Dopo meno di 24 ore dal voto, l’Italia si è svegliata nella depressione diffusa della gran parte dei mass media rispetto al voto di domenica. Sembra che il Paese sia improvvisamente in preda a un grande caos da un lato, e destinato all’ingovernabilità dall’altro.
Renzi si dimette senza dimettersi davvero e giurando odio e ostilità al M5S e mandando un chiaro messaggio a chi nel suo partito vorrebbe aprire al partito vincitore di questa tornata elettorale. Di Maio rivendica la sua posizione di vincitore, ma sa bene che per avere poter formare il governo, con qualcuno dovrà parlare. Berlusconi si erge nuovamente a garante del centro destra, che ha visto la Lega diventare definitivamente un partito nazionale. Grasso fallisce miseramente i suoi sogni di gloria ma manda comunque la sua rappresentanza in Parlamento, mentre la Bonino ce la fa per un soffio davvero. Casapound fallisce miseramente (e per fortuna), mentre la sfida di Potere al Popolo non supera lo sbarramento, ma non abbatte il suo morale, e rilancia sull’assemblea nazionale del 18/3 prossimo, a Roma.
Di certo i risultati del voto del 4 marzo, hanno consegnato un immagine di un Paese diviso, non in destra e sinistra, ma in tanti pezzettini che rappresentano le diverse condizioni sociali della società. Ha consegnato un Paese, lo diciamo da ben prima di questa campagna elettorale, ad uno stato di stallo temporaneo che ancora non si sa a cosa porterà, ma con molta probabilità non uscirà da quel sistema di compatibilità con i diktat dell’Unione Europea che stanno causando la frammentazione della società nel nostro Paese.
Sul piano nazionale in assoluto trionfa il M5S, anche se di trionfo non si può davvero parlarle, ma il dato che emerge è, in continuità con altri Paesi dell’UE in crisi, l’avanzata della destra e del populismo.
Nelle diverse regioni, la situazione rispecchia più o meno la stessa situazione.
In Emilia Romagna ad esprimersi è stato il 78,2% degli aventi diritto, contro l’82% di 5 anni fa, confermando il trend dell’astensionismo di questi anni.
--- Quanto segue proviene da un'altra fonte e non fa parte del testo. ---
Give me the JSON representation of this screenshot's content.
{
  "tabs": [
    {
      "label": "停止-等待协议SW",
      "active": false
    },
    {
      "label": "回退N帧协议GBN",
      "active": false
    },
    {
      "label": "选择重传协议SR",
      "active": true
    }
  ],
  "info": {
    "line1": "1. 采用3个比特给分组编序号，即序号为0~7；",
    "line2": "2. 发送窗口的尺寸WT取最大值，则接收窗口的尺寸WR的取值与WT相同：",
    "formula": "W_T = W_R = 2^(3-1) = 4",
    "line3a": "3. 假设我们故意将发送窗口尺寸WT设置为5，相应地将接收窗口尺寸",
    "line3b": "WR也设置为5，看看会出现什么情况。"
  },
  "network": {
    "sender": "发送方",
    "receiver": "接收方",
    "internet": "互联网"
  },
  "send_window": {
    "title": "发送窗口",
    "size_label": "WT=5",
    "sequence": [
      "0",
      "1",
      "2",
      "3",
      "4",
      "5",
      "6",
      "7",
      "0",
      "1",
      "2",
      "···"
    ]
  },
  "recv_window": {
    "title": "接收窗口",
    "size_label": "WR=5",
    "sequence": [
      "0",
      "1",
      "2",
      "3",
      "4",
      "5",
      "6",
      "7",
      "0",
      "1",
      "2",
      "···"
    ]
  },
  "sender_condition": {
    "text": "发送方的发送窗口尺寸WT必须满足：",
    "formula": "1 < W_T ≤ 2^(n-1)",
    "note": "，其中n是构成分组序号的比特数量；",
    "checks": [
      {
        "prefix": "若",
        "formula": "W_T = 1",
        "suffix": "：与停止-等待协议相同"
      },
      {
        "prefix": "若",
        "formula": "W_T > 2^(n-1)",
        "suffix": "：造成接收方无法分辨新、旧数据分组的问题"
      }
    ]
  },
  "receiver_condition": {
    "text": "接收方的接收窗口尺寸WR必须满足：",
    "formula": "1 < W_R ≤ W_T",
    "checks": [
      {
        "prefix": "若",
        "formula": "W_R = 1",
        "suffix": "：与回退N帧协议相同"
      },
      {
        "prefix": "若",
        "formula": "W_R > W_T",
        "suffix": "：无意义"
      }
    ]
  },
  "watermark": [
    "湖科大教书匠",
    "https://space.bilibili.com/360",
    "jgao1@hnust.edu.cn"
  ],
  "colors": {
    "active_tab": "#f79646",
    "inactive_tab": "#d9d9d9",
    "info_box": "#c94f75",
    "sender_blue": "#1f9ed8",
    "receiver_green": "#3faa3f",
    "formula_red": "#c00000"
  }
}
Un inversione di rotta “storica” della regione rossa, che mostra la crisi definitiva del PD, in continuità con il “devastante” risultato nazionale. Un 11% in meno, in regione, che pesa come un macigno non solo sui vari leader PD nostrani, ma anche sui cugini di LEU, che hanno tentato infelicemente la “rivolta” ma che si fermano intorno al 4.5%, anche se tra gli eletti sono riusciti a rientrare sia Bersani che Errani. Una tendenza che alle scorse ammnistrative aveva già portato il PD a considerare la necessità di “tornare sul territorio” (cosa citata pure da Renzi in occasione delle sue dimissioni), evidentemente senza successo.
La proposta di Potere al Popolo conquista le periferie, e anche se nel dato complessivo cittadino e regionale pesa tra 1 e il 2%, nei quartieri periferici, come la Bolognina, dove la campagna elettorale ha insistito con la ragione e con la forza di molti militanti, raggiunge il 4.2%. Un risultato importante per un movimento nato poco piu di 3 mesi fa. “Un risultato su cui riflettere” scrive in un post Eurostop in merito al risultato “da analizzare con attenzione, ma già da queste prime occhiate ribadisce quello che abbiamo sempre detto sin dall’inizio: la lotta paga. L’organizzazione popolare e la forte operazione verità sugli effetti nefasti delle politiche di austerity che l’UE ha imposto ai territori e alle periferie metropolitane ha ripagato e conquistato il cuore e la mente di molti e molte che ci hanno dato fiducia. Da qui siamo partiti, e da qui ripartiamo oggi. Nelle periferie ogni giorno, verso l’assemblea nazionale di Potere al Popolo del 18 marzo.”
Il primo partito in Emilia Romagna è, come sul piano nazionale, il M5S con il 27,5%, seguito da PD (26.3%) e dalla Lega (19%) alla camera, mentre al senato M5S e PD sono a parimerito. Nel complesso la coalizione di centro destra batte di 3 punti percentuale la coalizione del centro sinistra (33 vs 30%), grazie soprattutto ai voti andati a Salvini a Piacenza (27%) e Ferrara (24%), segnando un ulteriore passaggio storico in una regione come l’Emilia Romagna!
Nessun vero vincitore quindi, segno della profonda frammentazione sociale, della disillusione nei confronti di quel tipo di politica, e della rabbia popolare vittima del populismo e della destra reazionaria.